Seriously, I know what he is saying and I agree on the need for some fun on this tragic little spinning globe of ours, except:
1. I would be fine with silly widgets, if there were more serious ones too, well beyond Vampires and SuperPokes and even an app called Pop Ur Zit. All of these have the longevity of a gnat, designed to be faddish and quickly forgotten. And, if you are going to be fun, one might try a little harder to come up with some offerings that are a little less disposable.
In fact, on a recent visit I made to RockYou HQ (post coming Monday), its savvy tech lead noted that there was surely a limit to how much crap people wanted to throw at each other.
2. Entertainment, especially the idiotic kind, will not get you to massive sustained usage that characterizes a true paradigm shift that McClure claimed was happening.
For example, was it all the games that made the personal computer become a ubiquitous device? No, it was serious programs like VisiCalc and Lotus 1-2-3.
So where are those kind of apps for systems like Facebook, I wonder, as I noted in another post about what to do with a group of 2,500 techies I have gathered on the social-networking site. So far, we have a whole lot of nothing to offer them.
3. Another argument made on the panel was that the blogosphere used to be disdained as goofy only a few years ago and now it is a true media power.
Well, it was never disdained by me and, actually, there were a lot of substantive and important blogs even back then to balance out the fluffier ones. In fact, there were more.
4. As RockYou’s Tokuda said, referring to me: “I believe for her the apps are useless because she’s not a teenage girl.”

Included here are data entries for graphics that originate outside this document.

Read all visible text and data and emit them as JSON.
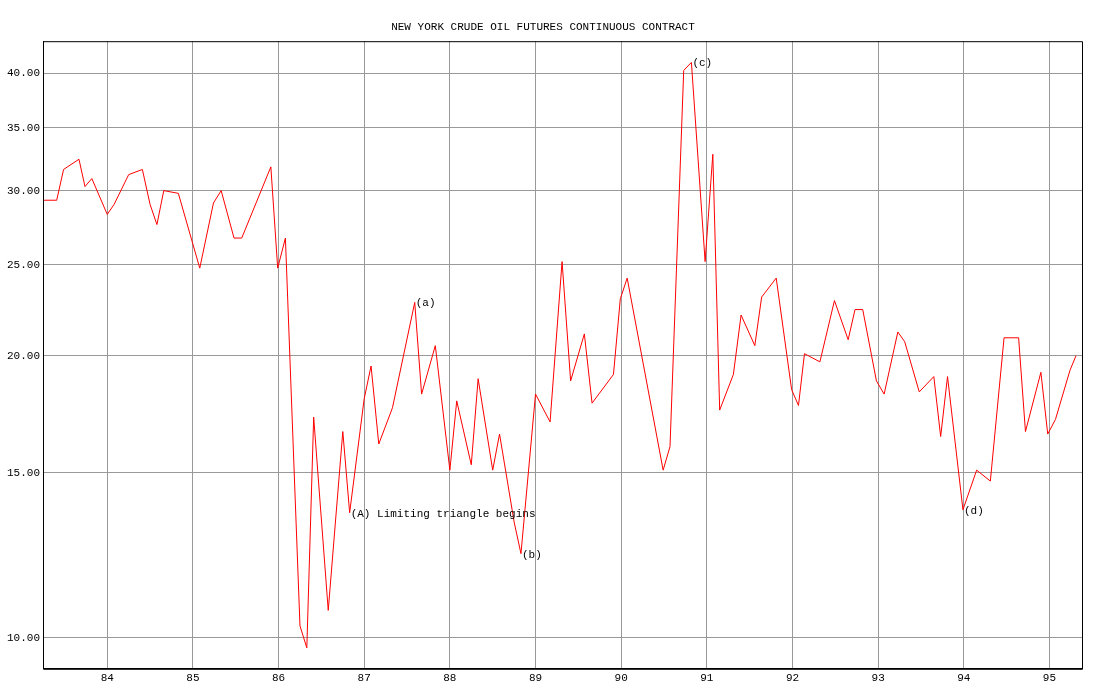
{
  "chart_data": {
    "type": "line",
    "title": "NEW YORK CRUDE OIL FUTURES CONTINUOUS CONTRACT",
    "x": [
      83.25,
      83.41,
      83.49,
      83.67,
      83.74,
      83.82,
      84.0,
      84.08,
      84.25,
      84.41,
      84.5,
      84.58,
      84.66,
      84.83,
      85.08,
      85.24,
      85.33,
      85.48,
      85.57,
      85.91,
      85.99,
      86.08,
      86.25,
      86.33,
      86.41,
      86.58,
      86.75,
      86.83,
      87.0,
      87.08,
      87.17,
      87.33,
      87.59,
      87.67,
      87.83,
      88.0,
      88.08,
      88.25,
      88.33,
      88.5,
      88.58,
      88.75,
      88.83,
      89.0,
      89.17,
      89.31,
      89.41,
      89.57,
      89.66,
      89.91,
      89.99,
      90.07,
      90.49,
      90.57,
      90.73,
      90.82,
      90.98,
      91.07,
      91.15,
      91.31,
      91.4,
      91.56,
      91.64,
      91.81,
      91.99,
      92.07,
      92.14,
      92.32,
      92.49,
      92.65,
      92.73,
      92.82,
      92.98,
      93.07,
      93.23,
      93.31,
      93.48,
      93.65,
      93.73,
      93.81,
      93.99,
      94.15,
      94.31,
      94.47,
      94.64,
      94.72,
      94.9,
      94.98,
      95.07,
      95.24,
      95.31
    ],
    "series": [
      {
        "color": "#ff0000",
        "values": [
          29.3,
          29.3,
          31.6,
          32.4,
          30.3,
          30.9,
          28.3,
          29.0,
          31.2,
          31.6,
          29.0,
          27.6,
          30.0,
          29.8,
          24.8,
          29.1,
          30.0,
          26.7,
          26.7,
          31.8,
          24.8,
          26.7,
          10.3,
          9.76,
          17.2,
          10.7,
          16.6,
          13.6,
          18.0,
          19.5,
          16.1,
          17.6,
          22.8,
          18.2,
          20.5,
          15.1,
          17.9,
          15.3,
          18.9,
          15.1,
          16.5,
          13.3,
          12.3,
          18.2,
          17.0,
          25.2,
          18.8,
          21.1,
          17.8,
          19.1,
          23.0,
          24.2,
          15.1,
          16.0,
          40.3,
          41.1,
          25.2,
          32.8,
          17.5,
          19.1,
          22.1,
          20.5,
          23.1,
          24.2,
          18.4,
          17.7,
          20.1,
          19.7,
          22.9,
          20.8,
          22.4,
          22.4,
          18.8,
          18.2,
          21.2,
          20.7,
          18.3,
          19.0,
          16.4,
          19.0,
          13.7,
          15.1,
          14.7,
          20.9,
          20.9,
          16.6,
          19.2,
          16.5,
          17.1,
          19.3,
          20.0
        ]
      }
    ],
    "xlim": [
      83.25,
      95.38
    ],
    "xticks": [
      84,
      85,
      86,
      87,
      88,
      89,
      90,
      91,
      92,
      93,
      94,
      95
    ],
    "ylim": [
      9.27,
      43.3
    ],
    "yticks": [
      {
        "value": 10,
        "label": "10.00"
      },
      {
        "value": 15,
        "label": "15.00"
      },
      {
        "value": 20,
        "label": "20.00"
      },
      {
        "value": 25,
        "label": "25.00"
      },
      {
        "value": 30,
        "label": "30.00"
      },
      {
        "value": 35,
        "label": "35.00"
      },
      {
        "value": 40,
        "label": "40.00"
      }
    ],
    "log": "y",
    "grid": true,
    "legend": false,
    "marker": "none",
    "line_style": "solid",
    "annotations": [
      {
        "text": "(a)",
        "x": 87.59,
        "y": 22.8
      },
      {
        "text": "(b)",
        "x": 88.83,
        "y": 12.3
      },
      {
        "text": "(c)",
        "x": 90.82,
        "y": 41.1
      },
      {
        "text": "(d)",
        "x": 93.99,
        "y": 13.7
      },
      {
        "text": "(A) Limiting triangle begins",
        "x": 86.83,
        "y": 13.6
      }
    ]
  }
}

This is not a news flash, although I probably am one of the older diehard fans of “Hannah Montana.”
But it is not necessarily true that advertisers will flock to these widgets, just because the kids love it.
Because as much as advertisers want to reach a younger demographic, they also do not want to do it in an environment of frivolous engagement and I doubt there is much appeal to them when people are busy slapping each other digitally or cartoonifying their friends. In addition, advertisers want to reach people who will buy things and few are in that mindset when they are anonymously telling someone else the “honest” truth or being a Human Pet.
I could go on, but will stop there, so the Lollipop Guild can respond in crayon.
But here’s one offer I will take RockYou’s Tokuda up on: A promise he made onstage to build something just for me.
Just some guidance, Lance: No poking, slapping, tickling or zit-picking.
Call me old-fashioned, because I know you will anyway.